What’s about this project that attracts such attention from the sci-fi world? Bridges: The fans have been so wonderful, they've really given birth to the new film. Two years ago we showed a small portion of what this film might be, a test reel, and it got such a great reaction from the fans that the people got behind the project. One of the things that I know attracted me to the first Tron and this one as well is that it’s really creating a myth for modern times. Myths can help us to navigate some of our challenges in our life. And as we were talking before, technology is a tremendous challenge, because we're so attracted to things that give us instant gratification.

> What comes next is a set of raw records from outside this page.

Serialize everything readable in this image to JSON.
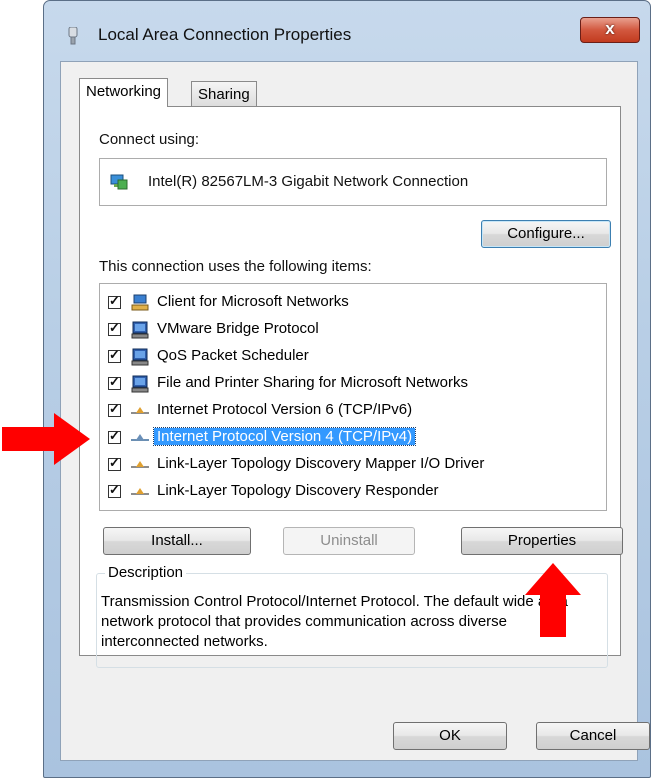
{
  "window": {
    "title": "Local Area Connection Properties",
    "close_label": "x"
  },
  "tabs": [
    {
      "label": "Networking",
      "selected": true
    },
    {
      "label": "Sharing",
      "selected": false
    }
  ],
  "networking": {
    "connect_using_label": "Connect using:",
    "adapter_name": "Intel(R) 82567LM-3 Gigabit Network Connection",
    "configure_label": "Configure...",
    "items_label": "This connection uses the following items:",
    "items": [
      {
        "label": "Client for Microsoft Networks",
        "checked": true,
        "icon": "network-client-icon"
      },
      {
        "label": "VMware Bridge Protocol",
        "checked": true,
        "icon": "network-service-icon"
      },
      {
        "label": "QoS Packet Scheduler",
        "checked": true,
        "icon": "network-service-icon"
      },
      {
        "label": "File and Printer Sharing for Microsoft Networks",
        "checked": true,
        "icon": "network-service-icon"
      },
      {
        "label": "Internet Protocol Version 6 (TCP/IPv6)",
        "checked": true,
        "icon": "protocol-icon"
      },
      {
        "label": "Internet Protocol Version 4 (TCP/IPv4)",
        "checked": true,
        "icon": "protocol-icon",
        "selected": true
      },
      {
        "label": "Link-Layer Topology Discovery Mapper I/O Driver",
        "checked": true,
        "icon": "protocol-icon"
      },
      {
        "label": "Link-Layer Topology Discovery Responder",
        "checked": true,
        "icon": "protocol-icon"
      }
    ],
    "install_label": "Install...",
    "uninstall_label": "Uninstall",
    "properties_label": "Properties",
    "description_legend": "Description",
    "description_text": "Transmission Control Protocol/Internet Protocol. The default wide area network protocol that provides communication across diverse interconnected networks."
  },
  "footer": {
    "ok_label": "OK",
    "cancel_label": "Cancel"
  },
  "colors": {
    "selection": "#3399ff",
    "annotation_arrow": "#ff0000"
  }
}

What's the biggest difference in filming the original Tron?Bridges: Well, 27 years ago, the original was a very cutting-edge movie. Of course looking back, it looks like an old black-and-white TV show. But at the time we were making the original flick, there was no internet. Our cellphones were these things we carried around in big suitcases. We shot that movie in 70 millimeter black-and-white, and then it was sent to Korea, where a bunch of technicians hand-tinted all the frames to make the suits glow. Now in this film, again it’s cutting-edge technology. We’re the next-generation of 3D cinematography after Avatar. It takes the technology that Jim Cameron came up with to the next level. Now, our suits actually do glow, and they throw light on the other actors, so they’re practical. I think one of the really great things that director Joseph Kosinski, being an architect, brought with him was the ability to marry actual sets with CGI sets. It’s very hard for the audience to tell where one ends and one begins.
Through film technology, you act opposite your younger self. How did that work? As an actor, is that liberating?Bridges: I love going to movies myself, and whenever I see a big epic film where the character has aged from being a young boy to an old man, traditionally there are different actors playing him in those stages. That’s always a little bump for me as I’m sitting there, when they change from one actor to the next. But now as an actor myself, it’s very gratifying to know that I can play myself or the character that I'm playing at any age, from an infant to an old man. That’s really exciting, especially to be part of this groundbreaking technology.